It took me a long time to get around to finally watching Mike Hodge's 1998 film Croupier but I'm glad I did. This is one of Clive Owen's first starring roles and with it he showed all the talent that we know associate with him. He plays a down on his luck writer named Jack. A guy who's struggling to write a commissioned novel about soccer while living in a cramped basement apartment in London. His father calls him up one day to tell him that he;s managed to get him an interview at a casino. Jack has skills as a dealer from his old life in South Africa so he decides that he'll take the job but only for a little while. He doesn't want to find himself in that world again after it's insinuated that it took him a lot to get out of it. But as one could guess, he starts to enjoy it again. He loves seeing people lose and he occasionally tries out little psychological experiments on the gamblers he deals cards to.
Jack sees his new environment and all the seedy characters that inhabit it as the perfect setting for a book. The job not only has provided him a source of income but of inspiration. He juggles his job, his book and his relationship with his needy girlfriend. As he maintains this tough balance he is thrown an offer by a seductive female gambler played by "ER"s Alex Kingston. She needs his help in staging a heist in his casino. He'll get 10,000 pounds at the start and another 10,000 after. But this movie isn't about this plot point. It's barely there and it's only one more thing in his life that he must deal with.
This is not a heist movie as I was led to believe. It is totally a character piece. A methodically paced and well written look into the psyche of Jack. A man who hates who he is but knows that changing his ways is only a way for him to lie to himself. He refuses to stray from his path. Mike Hodges makes his movie feel increasingly claustrophobic. Jack's apartment, the casino that's located in a basement as well, even the cars feel small. The walls are closing in on Jack and it's up to him to make a choice or stay trapped in it all forever. Hodges keeps the film well paced and has quite the eye for real locations. Not real as in "Hollywood" real. Real as in "I can almost smell the smoke and despair in the air".
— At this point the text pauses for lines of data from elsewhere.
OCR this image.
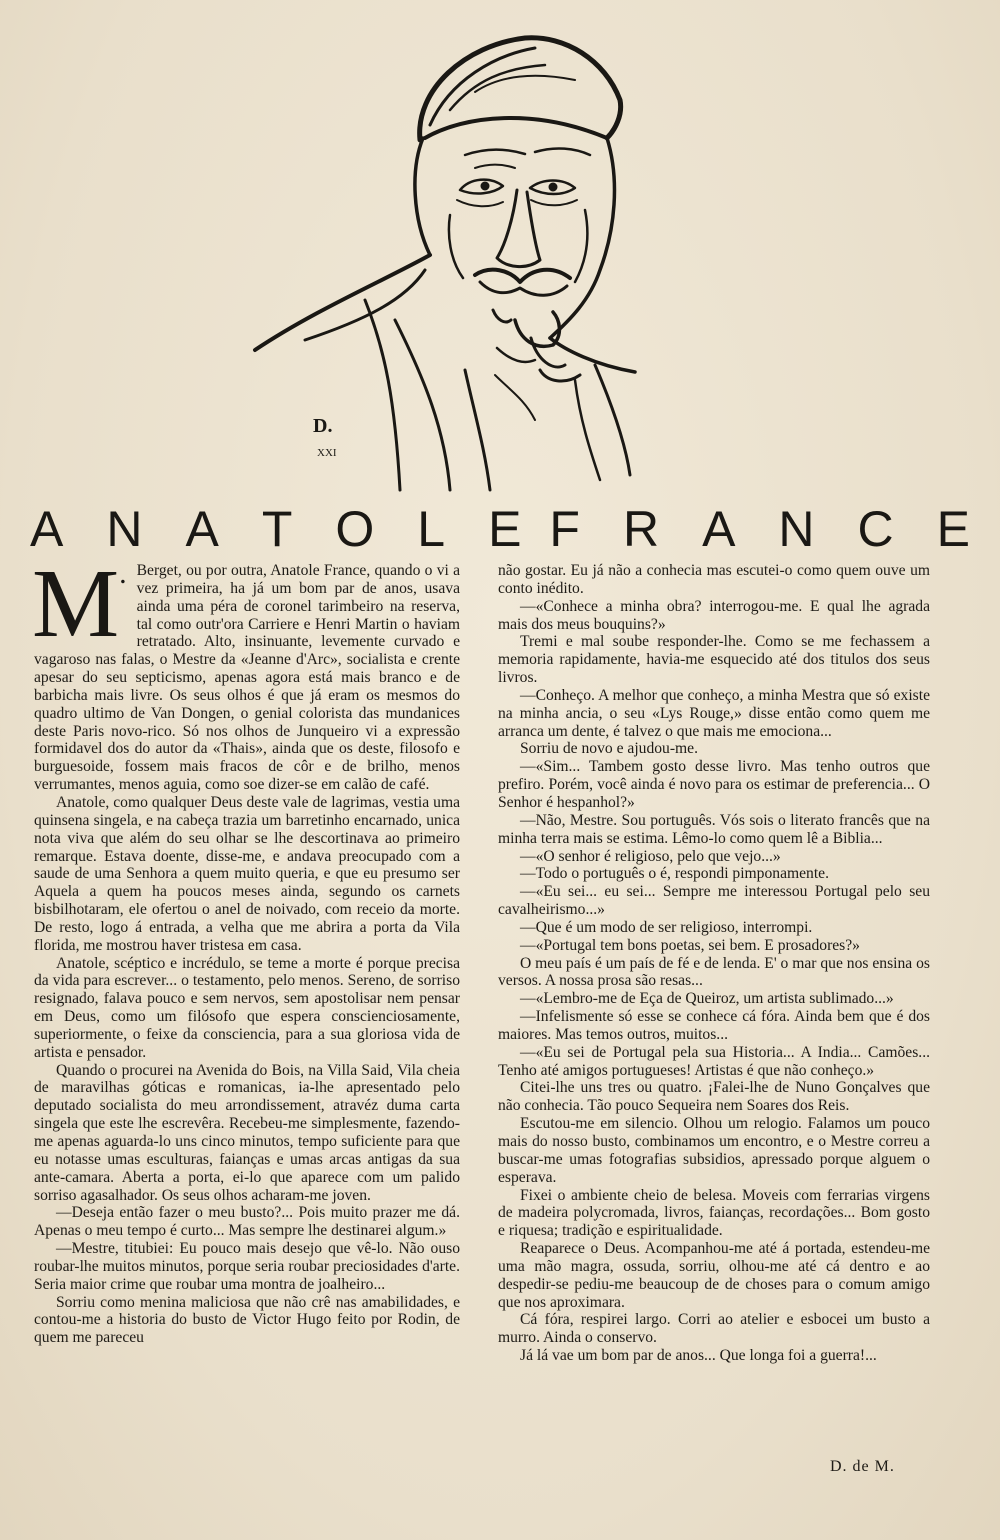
D.
XXI
A N A T O L E F R A N C E
M. Berget, ou por outra, Anatole France, quando o vi a vez primeira, ha já um bom par de anos, usava ainda uma péra de coronel tarimbeiro na reserva, tal como outr'ora Carriere e Henri Martin o haviam retratado. Alto, insinuante, levemente curvado e vagaroso nas falas, o Mestre da «Jeanne d'Arc», socialista e crente apesar do seu septicismo, apenas agora está mais branco e de barbicha mais livre. Os seus olhos é que já eram os mesmos do quadro ultimo de Van Dongen, o genial colorista das mundanices deste Paris novo-rico. Só nos olhos de Junqueiro vi a expressão formidavel dos do autor da «Thais», ainda que os deste, filosofo e burguesoide, fossem mais fracos de côr e de brilho, menos verrumantes, menos aguia, como soe dizer-se em calão de café.

Anatole, como qualquer Deus deste vale de lagrimas, vestia uma quinsena singela, e na cabeça trazia um barretinho encarnado, unica nota viva que além do seu olhar se lhe descortinava ao primeiro remarque. Estava doente, disse-me, e andava preocupado com a saude de uma Senhora a quem muito queria, e que eu presumo ser Aquela a quem ha poucos meses ainda, segundo os carnets bisbilhotaram, ele ofertou o anel de noivado, com receio da morte. De resto, logo á entrada, a velha que me abrira a porta da Vila florida, me mostrou haver tristesa em casa.

Anatole, scéptico e incrédulo, se teme a morte é porque precisa da vida para escrever... o testamento, pelo menos. Sereno, de sorriso resignado, falava pouco e sem nervos, sem apostolisar nem pensar em Deus, como um filósofo que espera conscienciosamente, superiormente, o feixe da consciencia, para a sua gloriosa vida de artista e pensador.

Quando o procurei na Avenida do Bois, na Villa Said, Vila cheia de maravilhas góticas e romanicas, ia-lhe apresentado pelo deputado socialista do meu arrondissement, atravéz duma carta singela que este lhe escrevêra. Recebeu-me simplesmente, fazendo-me apenas aguarda-lo uns cinco minutos, tempo suficiente para que eu notasse umas esculturas, faianças e umas arcas antigas da sua ante-camara. Aberta a porta, ei-lo que aparece com um palido sorriso agasalhador. Os seus olhos acharam-me joven.

—Deseja então fazer o meu busto?... Pois muito prazer me dá. Apenas o meu tempo é curto... Mas sempre lhe destinarei algum.»

—Mestre, titubiei: Eu pouco mais desejo que vê-lo. Não ouso roubar-lhe muitos minutos, porque seria roubar preciosidades d'arte. Seria maior crime que roubar uma montra de joalheiro...

Sorriu como menina maliciosa que não crê nas amabilidades, e contou-me a historia do busto de Victor Hugo feito por Rodin, de quem me pareceu

não gostar. Eu já não a conhecia mas escutei-o como quem ouve um conto inédito.

—«Conhece a minha obra? interrogou-me. E qual lhe agrada mais dos meus bouquins?»

Tremi e mal soube responder-lhe. Como se me fechassem a memoria rapidamente, havia-me esquecido até dos titulos dos seus livros.

—Conheço. A melhor que conheço, a minha Mestra que só existe na minha ancia, o seu «Lys Rouge,» disse então como quem me arranca um dente, é talvez o que mais me emociona...

Sorriu de novo e ajudou-me.

—«Sim... Tambem gosto desse livro. Mas tenho outros que prefiro. Porém, você ainda é novo para os estimar de preferencia... O Senhor é hespanhol?»

—Não, Mestre. Sou português. Vós sois o literato francês que na minha terra mais se estima. Lêmo-lo como quem lê a Biblia...

—«O senhor é religioso, pelo que vejo...»

—Todo o português o é, respondi pimponamente.

—«Eu sei... eu sei... Sempre me interessou Portugal pelo seu cavalheirismo...»

—Que é um modo de ser religioso, interrompi.

—«Portugal tem bons poetas, sei bem. E prosadores?»

O meu país é um país de fé e de lenda. E' o mar que nos ensina os versos. A nossa prosa são resas...

—«Lembro-me de Eça de Queiroz, um artista sublimado...»

—Infelismente só esse se conhece cá fóra. Ainda bem que é dos maiores. Mas temos outros, muitos...

—«Eu sei de Portugal pela sua Historia... A India... Camões... Tenho até amigos portugueses! Artistas é que não conheço.»

Citei-lhe uns tres ou quatro. ¡Falei-lhe de Nuno Gonçalves que não conhecia. Tão pouco Sequeira nem Soares dos Reis.

Escutou-me em silencio. Olhou um relogio. Falamos um pouco mais do nosso busto, combinamos um encontro, e o Mestre correu a buscar-me umas fotografias subsidios, apressado porque alguem o esperava.

Fixei o ambiente cheio de belesa. Moveis com ferrarias virgens de madeira polycromada, livros, faianças, recordações... Bom gosto e riquesa; tradição e espiritualidade.

Reaparece o Deus. Acompanhou-me até á portada, estendeu-me uma mão magra, ossuda, sorriu, olhou-me até cá dentro e ao despedir-se pediu-me beaucoup de de choses para o comum amigo que nos aproximara.

Cá fóra, respirei largo. Corri ao atelier e esbocei um busto a murro. Ainda o conservo.

Já lá vae um bom par de anos... Que longa foi a guerra!...

D. de M.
Mike Hodges is a pro at giving us a look into the underworld of Britain. He proved it with his 1971 classic Get Carter and later reunited with Clive Owen for his 2003 film I'll Sleep When I'm Dead. A movie that I would have assumed would have had a cult following by now. Too bad I was wrong. Croupier is quite a unique movie and I'm glad I watched it. Even if it wasn't what I thought it was going to be.